What's It All About? by Julian Baggini 27 Jul 2014 16:01 #207

Let's continue the discussion about Julian Baggini's book here. The book is What's It All About?: Philosophy and the Meaning of Life. Here are some relevant ideas we discussed at our Barnes & Noble meeting last week.

Before we can have any hope of answering the question, what is the meaning of life, we need to be clear what we mean by the question. What do we mean by "meaning"? It seems there are two very different ways to look at the question. One way, perhaps the most common way, is to interpret the question as, what is my purpose? This presupposes there is a purpose already in existence and it is our job to find out what that purpose is. The idea is that the answer is somewhere "out there" to be found. One can try to figure it out rationally, like trying to solve some great intellectual puzzle for which we assume there is indeed an answer. Also we can try to find the answer by searching what we believe to be authoritative sources such as religious writings or scientific writings or in literature and art. Whatever the method, assuming there is an answer "out there" can take us on many different paths in our quest. Some people may feel they have found their answer this way. Others may become disillusioned. Still others may find the search itself meaningful.

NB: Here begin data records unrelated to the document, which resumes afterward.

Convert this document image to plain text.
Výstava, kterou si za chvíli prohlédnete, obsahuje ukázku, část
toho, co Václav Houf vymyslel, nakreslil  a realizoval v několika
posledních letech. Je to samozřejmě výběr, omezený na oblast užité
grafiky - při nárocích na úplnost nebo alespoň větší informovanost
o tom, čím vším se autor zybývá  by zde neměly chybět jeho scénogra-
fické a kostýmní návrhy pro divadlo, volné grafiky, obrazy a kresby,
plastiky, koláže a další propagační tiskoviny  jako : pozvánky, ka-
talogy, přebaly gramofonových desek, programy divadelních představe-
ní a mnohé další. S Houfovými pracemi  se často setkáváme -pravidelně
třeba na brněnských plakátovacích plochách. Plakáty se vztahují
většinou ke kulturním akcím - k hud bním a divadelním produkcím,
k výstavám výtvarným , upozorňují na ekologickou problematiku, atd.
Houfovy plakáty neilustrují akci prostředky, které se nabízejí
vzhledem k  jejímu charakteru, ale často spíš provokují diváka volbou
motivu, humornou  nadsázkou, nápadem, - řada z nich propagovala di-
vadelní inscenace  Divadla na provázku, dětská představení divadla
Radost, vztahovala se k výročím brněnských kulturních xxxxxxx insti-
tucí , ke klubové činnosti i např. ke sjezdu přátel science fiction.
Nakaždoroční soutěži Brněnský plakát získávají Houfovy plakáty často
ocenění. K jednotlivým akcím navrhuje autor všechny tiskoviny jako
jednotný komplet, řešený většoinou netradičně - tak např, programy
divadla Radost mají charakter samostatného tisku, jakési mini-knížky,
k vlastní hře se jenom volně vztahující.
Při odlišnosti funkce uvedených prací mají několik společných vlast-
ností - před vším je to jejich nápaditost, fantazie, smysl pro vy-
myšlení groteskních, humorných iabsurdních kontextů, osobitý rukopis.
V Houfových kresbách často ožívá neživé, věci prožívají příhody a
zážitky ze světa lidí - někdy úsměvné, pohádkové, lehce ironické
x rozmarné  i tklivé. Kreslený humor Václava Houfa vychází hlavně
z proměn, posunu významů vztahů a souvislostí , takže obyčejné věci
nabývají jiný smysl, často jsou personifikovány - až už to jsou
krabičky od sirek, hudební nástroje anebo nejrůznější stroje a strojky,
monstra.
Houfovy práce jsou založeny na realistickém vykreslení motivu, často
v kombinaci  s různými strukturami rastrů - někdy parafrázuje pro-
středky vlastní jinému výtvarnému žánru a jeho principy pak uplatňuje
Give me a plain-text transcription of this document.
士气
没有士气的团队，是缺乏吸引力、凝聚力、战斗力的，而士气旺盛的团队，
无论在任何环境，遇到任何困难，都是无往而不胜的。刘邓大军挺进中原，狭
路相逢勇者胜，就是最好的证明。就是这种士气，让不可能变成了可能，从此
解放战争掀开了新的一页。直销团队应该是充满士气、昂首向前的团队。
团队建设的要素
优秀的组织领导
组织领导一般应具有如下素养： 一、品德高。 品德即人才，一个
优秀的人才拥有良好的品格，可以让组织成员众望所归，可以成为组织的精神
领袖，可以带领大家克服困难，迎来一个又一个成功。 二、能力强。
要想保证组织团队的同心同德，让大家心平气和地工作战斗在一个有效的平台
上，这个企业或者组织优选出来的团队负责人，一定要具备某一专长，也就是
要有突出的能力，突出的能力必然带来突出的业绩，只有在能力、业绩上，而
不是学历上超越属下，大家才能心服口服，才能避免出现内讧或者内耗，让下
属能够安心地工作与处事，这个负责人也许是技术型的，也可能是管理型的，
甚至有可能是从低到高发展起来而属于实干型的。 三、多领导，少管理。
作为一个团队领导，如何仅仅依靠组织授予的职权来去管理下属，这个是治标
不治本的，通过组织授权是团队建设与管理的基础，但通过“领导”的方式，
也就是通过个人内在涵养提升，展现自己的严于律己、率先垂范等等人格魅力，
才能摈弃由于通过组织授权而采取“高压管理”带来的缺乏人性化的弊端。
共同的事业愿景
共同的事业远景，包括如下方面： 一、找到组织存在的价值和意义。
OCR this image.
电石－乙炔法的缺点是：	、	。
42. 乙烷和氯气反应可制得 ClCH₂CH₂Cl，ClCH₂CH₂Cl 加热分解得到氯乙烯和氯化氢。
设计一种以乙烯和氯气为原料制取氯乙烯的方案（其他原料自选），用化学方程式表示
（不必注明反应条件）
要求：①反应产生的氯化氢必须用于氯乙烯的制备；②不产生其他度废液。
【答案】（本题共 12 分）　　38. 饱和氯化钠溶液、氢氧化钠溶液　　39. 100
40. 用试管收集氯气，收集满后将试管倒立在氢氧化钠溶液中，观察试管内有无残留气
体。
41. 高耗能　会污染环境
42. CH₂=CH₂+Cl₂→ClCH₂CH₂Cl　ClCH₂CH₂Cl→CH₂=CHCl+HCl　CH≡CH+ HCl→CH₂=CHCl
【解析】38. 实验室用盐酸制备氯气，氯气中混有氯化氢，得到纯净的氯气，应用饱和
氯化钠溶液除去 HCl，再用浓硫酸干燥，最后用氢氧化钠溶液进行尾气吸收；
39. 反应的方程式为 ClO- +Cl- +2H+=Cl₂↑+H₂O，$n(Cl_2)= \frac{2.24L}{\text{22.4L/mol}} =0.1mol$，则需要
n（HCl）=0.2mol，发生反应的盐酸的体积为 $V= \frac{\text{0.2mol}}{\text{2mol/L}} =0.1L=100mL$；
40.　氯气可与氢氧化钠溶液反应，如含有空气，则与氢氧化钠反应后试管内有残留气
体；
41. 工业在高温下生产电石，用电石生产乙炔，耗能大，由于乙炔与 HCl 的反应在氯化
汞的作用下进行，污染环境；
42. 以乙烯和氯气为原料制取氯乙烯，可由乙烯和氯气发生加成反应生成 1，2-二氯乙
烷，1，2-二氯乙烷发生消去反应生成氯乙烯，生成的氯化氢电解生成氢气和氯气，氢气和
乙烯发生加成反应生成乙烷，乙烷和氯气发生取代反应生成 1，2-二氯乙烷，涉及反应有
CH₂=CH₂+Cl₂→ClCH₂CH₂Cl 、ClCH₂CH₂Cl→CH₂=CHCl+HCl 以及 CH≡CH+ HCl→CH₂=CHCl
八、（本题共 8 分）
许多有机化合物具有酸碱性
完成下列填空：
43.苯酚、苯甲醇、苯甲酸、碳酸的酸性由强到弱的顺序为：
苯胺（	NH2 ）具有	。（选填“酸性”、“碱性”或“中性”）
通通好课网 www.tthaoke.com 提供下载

This brings us to the second way to interpret the question, what is the meaning of life? I remember in my life this was a big aha moment. My approach for many years had been one of trying to answer the question as a great intellectual puzzle to be solved, as mentioned above. Then someone explained to me their definition of "spirit". They said spirit was "that which gets you up in the morning." That is when it hit me. The meaning of life is not something to figure out intellectually. It cannot found by reason. It must be found by discovery. Furthermore, it cannot be discovered "out there" in religion or art (paths I had already rejected). It could only be found by looking inward. What gets you up in the morning? What makes life meaningful for you? The meaning of life is that which gives life meaning. So to answer the question, one has to look inward. Who am I? What have I discovered about myself, that tells me what I live for? What are the things I value most? What goals are most important to me?

For Baggini, it seems being "authentic" was the most important goal. I believe this is just one of many chief motivations that one can find in oneself. For others, it might be being helpful or being wise or being at peace or any number of virtues. For those of you familiar with the enneagram, you might recognize the 9 personality types in the enneagram as each being associated with a chief virtue. So the key to discovering the meaning of life may just be found in that ancient Greek maxim often quoted by Socrates, "Know thyself".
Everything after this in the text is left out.